Proactive Road Safety
Using Data to Predict and Prevent Road Trauma
"Road traffic crashes result in the deaths of approximately 1.19 million people around the world each year and leave between 20 and 50 million people with non-fatal injuries."
World Health Organisation, Road Traffic Injuries
~1,200
Annual Deaths in Australia
~40,000
Serious Injuries Annually
$30 Billion
Annual Cost to Economy
The Challenge: Moving Beyond Reactive Measures
Road safety has traditionally relied on analysing past incidents to implement policy. While effective to a point, this reactive approach reaches a plateau. To continue reducing the national road toll, a deeper understanding of the social and community factors that influence risky road behaviour is required.
Our research aims to identify small, at-risk cohorts of road users by analysing how community characteristics like socio-economic disadvantage, residential mobility, and ethnic heterogeneity influence the frequency and severity of accidents.

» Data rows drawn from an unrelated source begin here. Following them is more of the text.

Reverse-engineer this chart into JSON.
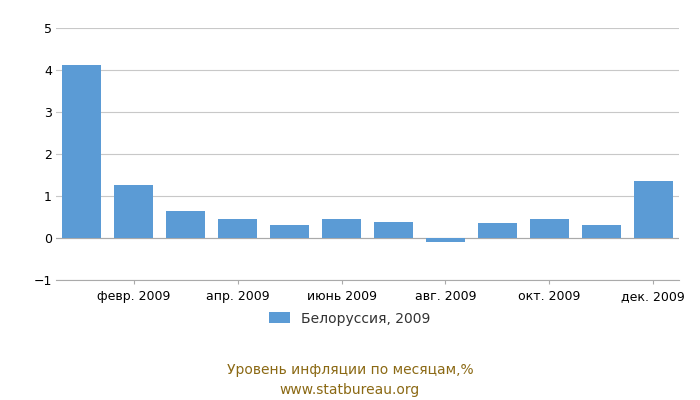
{
  "months": [
    1,
    2,
    3,
    4,
    5,
    6,
    7,
    8,
    9,
    10,
    11,
    12
  ],
  "xtick_labels": [
    "февр. 2009",
    "апр. 2009",
    "июнь 2009",
    "авг. 2009",
    "окт. 2009",
    "дек. 2009"
  ],
  "xtick_positions": [
    2,
    4,
    6,
    8,
    10,
    12
  ],
  "values": [
    4.12,
    1.26,
    0.65,
    0.45,
    0.32,
    0.46,
    0.38,
    -0.1,
    0.35,
    0.46,
    0.32,
    1.36
  ],
  "bar_color": "#5b9bd5",
  "ylim": [
    -1,
    5
  ],
  "yticks": [
    -1,
    0,
    1,
    2,
    3,
    4,
    5
  ],
  "legend_label": "Белоруссия, 2009",
  "xlabel": "Уровень инфляции по месяцам,%",
  "source": "www.statbureau.org",
  "background_color": "#ffffff",
  "grid_color": "#c8c8c8",
  "tick_fontsize": 9,
  "legend_fontsize": 10,
  "text_fontsize": 10,
  "text_color": "#8b6914"
}
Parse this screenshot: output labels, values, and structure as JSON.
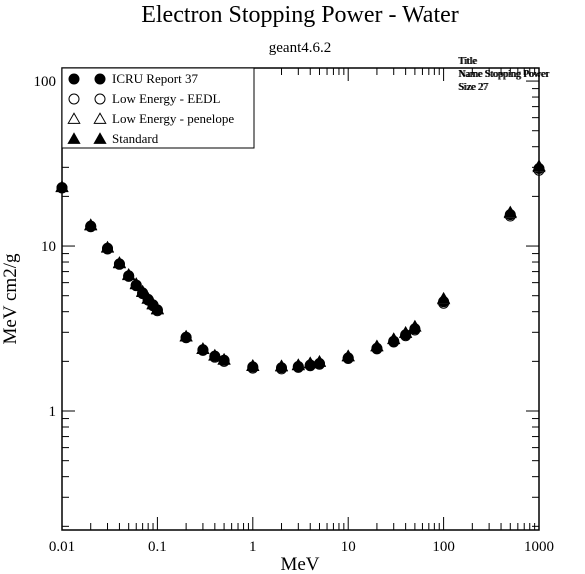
{
  "chart_data": {
    "type": "scatter",
    "title": "Electron Stopping Power - Water",
    "subtitle": "geant4.6.2",
    "xlabel": "MeV",
    "ylabel": "MeV cm2/g",
    "xscale": "log",
    "yscale": "log",
    "xlim": [
      0.01,
      1000
    ],
    "ylim": [
      0.19,
      120
    ],
    "xticks": [
      {
        "value": 0.01,
        "label": "0.01"
      },
      {
        "value": 0.1,
        "label": "0.1"
      },
      {
        "value": 1,
        "label": "1"
      },
      {
        "value": 10,
        "label": "10"
      },
      {
        "value": 100,
        "label": "100"
      },
      {
        "value": 1000,
        "label": "1000"
      }
    ],
    "yticks": [
      {
        "value": 1,
        "label": "1"
      },
      {
        "value": 10,
        "label": "10"
      },
      {
        "value": 100,
        "label": "100"
      }
    ],
    "grid": false,
    "legend_position": "top-left",
    "stats_box": {
      "position": "top-right",
      "lines": [
        "Title",
        "Name Stopping Power",
        "Size 27"
      ]
    },
    "series": [
      {
        "name": "ICRU Report 37",
        "marker": "filled-circle",
        "x": [
          0.01,
          0.02,
          0.03,
          0.04,
          0.05,
          0.06,
          0.07,
          0.08,
          0.09,
          0.1,
          0.2,
          0.3,
          0.4,
          0.5,
          1,
          2,
          3,
          4,
          5,
          10,
          20,
          30,
          40,
          50,
          100,
          500,
          1000
        ],
        "y": [
          22.6,
          13.2,
          9.7,
          7.8,
          6.6,
          5.8,
          5.2,
          4.75,
          4.4,
          4.1,
          2.8,
          2.35,
          2.15,
          2.03,
          1.85,
          1.83,
          1.86,
          1.9,
          1.94,
          2.1,
          2.4,
          2.65,
          2.9,
          3.15,
          4.6,
          15.5,
          29.5
        ]
      },
      {
        "name": "Low Energy - EEDL",
        "marker": "open-circle",
        "x": [
          0.01,
          0.02,
          0.03,
          0.04,
          0.05,
          0.06,
          0.07,
          0.08,
          0.09,
          0.1,
          0.2,
          0.3,
          0.4,
          0.5,
          1,
          2,
          3,
          4,
          5,
          10,
          20,
          30,
          40,
          50,
          100,
          500,
          1000
        ],
        "y": [
          22.5,
          13.1,
          9.6,
          7.75,
          6.55,
          5.75,
          5.15,
          4.7,
          4.35,
          4.05,
          2.78,
          2.33,
          2.12,
          2.0,
          1.82,
          1.8,
          1.84,
          1.88,
          1.92,
          2.08,
          2.38,
          2.62,
          2.86,
          3.1,
          4.5,
          15.2,
          28.8
        ]
      },
      {
        "name": "Low Energy - penelope",
        "marker": "open-triangle",
        "x": [
          0.01,
          0.02,
          0.03,
          0.04,
          0.05,
          0.06,
          0.07,
          0.08,
          0.09,
          0.1,
          0.2,
          0.3,
          0.4,
          0.5,
          1,
          2,
          3,
          4,
          5,
          10,
          20,
          30,
          40,
          50,
          100,
          500,
          1000
        ],
        "y": [
          22.8,
          13.4,
          9.8,
          7.9,
          6.7,
          5.9,
          5.3,
          4.8,
          4.45,
          4.15,
          2.83,
          2.38,
          2.17,
          2.05,
          1.88,
          1.87,
          1.9,
          1.95,
          1.99,
          2.15,
          2.47,
          2.73,
          2.98,
          3.25,
          4.75,
          15.8,
          30.0
        ]
      },
      {
        "name": "Standard",
        "marker": "filled-triangle",
        "x": [
          0.01,
          0.02,
          0.03,
          0.04,
          0.05,
          0.06,
          0.07,
          0.08,
          0.09,
          0.1,
          0.2,
          0.3,
          0.4,
          0.5,
          1,
          2,
          3,
          4,
          5,
          10,
          20,
          30,
          40,
          50,
          100,
          500,
          1000
        ],
        "y": [
          22.7,
          13.3,
          9.75,
          7.85,
          6.65,
          5.85,
          5.25,
          4.78,
          4.42,
          4.12,
          2.82,
          2.37,
          2.16,
          2.04,
          1.87,
          1.86,
          1.89,
          1.94,
          1.98,
          2.14,
          2.46,
          2.72,
          2.97,
          3.24,
          4.8,
          16.0,
          30.5
        ]
      }
    ]
  }
}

This project is a National Road Safety Action Grants Program initiative, funded by the Australian Government.
Our Approach: A Whole-of-Society Data Model
We are developing a comprehensive model that fuses multiple open data sources to build a complete picture of communities and their road safety challenges. By combining statistics and machine learning, we can identify hidden relationships between community structure and traffic incidents. This allows for the creation of proactive, niche-target strategies instead of broad, demographic-based policies.
Interactive Data Fusion Model
Crash Data
Type, severity, location, and time of incidents.
Census Data
Socio-Economic Indexes for Areas (SEIFA), mobility.
Crime Incidents
Rates of drug-related crime and other social indicators.
AI Model
Identifies At-Risk Cohorts
The Impact: Data-Driven Prevention
Our modelling provides a more complete profile of driver behaviour than standard approaches. The outcomes can identify regions where, for example, drug-related activity is associated with poor traffic outcomes, allowing for targeted interventions.
This research aligns with the National Road Safety Strategy 2021-30, which prioritises improved outcomes for Aboriginal and Torres Strait Islander people. We use an Indigenous-specific SEIFA indicator in our modelling to better understand and address the higher burden of road trauma in these communities. The project uses data from Queensland to serve as a proof-of-concept for analysis at the national level.